A collective “Whoooah!!!” or its Russian equivalent arose from the four. I buried my head in my hands as they gently untied the pouch’s drawstring. One gingerly pulled the pouch down as another pulled it out—bubble gum pink and curved perfectly with the floating butterfly at its base. Unpeeling his gloves, the one closest to me reached across the belt, grabbing it, pushing the “on” switch.
“Oh!!!” One exclaimed, running his fingers over its curves and bumps. Another excitedly grabbed it, clicking the “On” switch at its base multiple times. I had never heard such squeals of joy coming from grown men before. For an eternity they pressed the button with its adjustable speeds and intensities. I could do nothing but stand there, shaking my head.
“Ah!!!!”
I looked up to see the one who could have dwarfed Dolph Lundren resting the whirring vibrator against his chiseled cheek. They must have sensed my disapproval.
“No boyfriend?”
I stood there, glaring.
Within seconds, the disheveled clothes and belongings thrown about were picked up, folded, and sealed back in their respective bags. The article of interest was placed back in its velvet purse, batteries removed. The suitcase did not go through the x-ray a third time. Instead, after zipping it closed, one of the agents rolled it towards me, securing a bright orange “Fragile” sticker on the front. Giant Dolph slowly took my hand, placing the Ziplock bag and its dwindling batteries in it.
“Thank you, Miss. Have a wonderful flight.” The words were eloquent for an inspector claiming to not understand English.
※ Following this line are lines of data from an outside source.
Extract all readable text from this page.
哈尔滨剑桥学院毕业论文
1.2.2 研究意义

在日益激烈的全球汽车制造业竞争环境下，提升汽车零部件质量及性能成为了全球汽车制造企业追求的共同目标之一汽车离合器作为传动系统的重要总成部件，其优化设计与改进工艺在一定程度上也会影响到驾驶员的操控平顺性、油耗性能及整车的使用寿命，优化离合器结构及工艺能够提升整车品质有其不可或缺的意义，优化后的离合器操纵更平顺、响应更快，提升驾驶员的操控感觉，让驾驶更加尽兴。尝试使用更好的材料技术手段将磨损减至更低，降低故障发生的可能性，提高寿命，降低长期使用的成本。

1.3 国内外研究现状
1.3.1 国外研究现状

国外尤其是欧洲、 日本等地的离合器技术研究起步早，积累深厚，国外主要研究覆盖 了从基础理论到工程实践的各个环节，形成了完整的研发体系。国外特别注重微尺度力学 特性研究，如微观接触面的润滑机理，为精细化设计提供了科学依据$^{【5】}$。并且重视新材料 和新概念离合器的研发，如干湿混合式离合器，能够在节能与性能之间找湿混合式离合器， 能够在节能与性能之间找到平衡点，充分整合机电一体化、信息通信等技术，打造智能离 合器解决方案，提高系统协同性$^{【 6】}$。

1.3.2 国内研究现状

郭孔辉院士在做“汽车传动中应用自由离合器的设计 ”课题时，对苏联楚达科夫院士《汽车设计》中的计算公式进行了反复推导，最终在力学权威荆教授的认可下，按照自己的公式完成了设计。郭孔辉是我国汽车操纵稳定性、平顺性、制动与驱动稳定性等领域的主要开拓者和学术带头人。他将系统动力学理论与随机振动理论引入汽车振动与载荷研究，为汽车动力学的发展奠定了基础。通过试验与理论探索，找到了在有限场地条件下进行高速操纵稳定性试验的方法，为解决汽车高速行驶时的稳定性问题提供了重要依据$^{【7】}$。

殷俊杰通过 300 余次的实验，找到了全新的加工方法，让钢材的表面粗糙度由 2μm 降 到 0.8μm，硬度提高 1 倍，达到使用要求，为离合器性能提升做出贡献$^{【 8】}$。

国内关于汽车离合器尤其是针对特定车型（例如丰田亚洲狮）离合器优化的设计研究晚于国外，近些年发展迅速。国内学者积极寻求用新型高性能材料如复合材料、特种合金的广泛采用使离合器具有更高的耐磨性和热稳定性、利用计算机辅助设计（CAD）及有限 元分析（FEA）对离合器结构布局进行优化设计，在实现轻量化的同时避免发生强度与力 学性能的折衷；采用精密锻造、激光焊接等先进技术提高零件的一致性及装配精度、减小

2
I turned to look back before heading to the check-in, my face drained of all color and my ears burning. For all I know, what seemed like an eternity to me, may have only happened in two or three minutes. Before I knew it, the line started moving again, as if the giant “Pause” button that had slowed down the time during the inspection once again hit “Play.” The line of passengers was breezing through the detectors, their luggage waved through without hesitation or suspicion. It was business as usual and almost like the exposé had never even happened. I shook my head, wondering if it even had.
The agents must have noticed I was watching and they broke with their inspection of the passengers for an ephemeral moment. The four of us locked eyes as the passengers hurried past. One smiled. One nodded his buzz-cut head. One winked. One with his latex blue gloves on waved. Somehow, I managed to sheepishly wave back before walking away.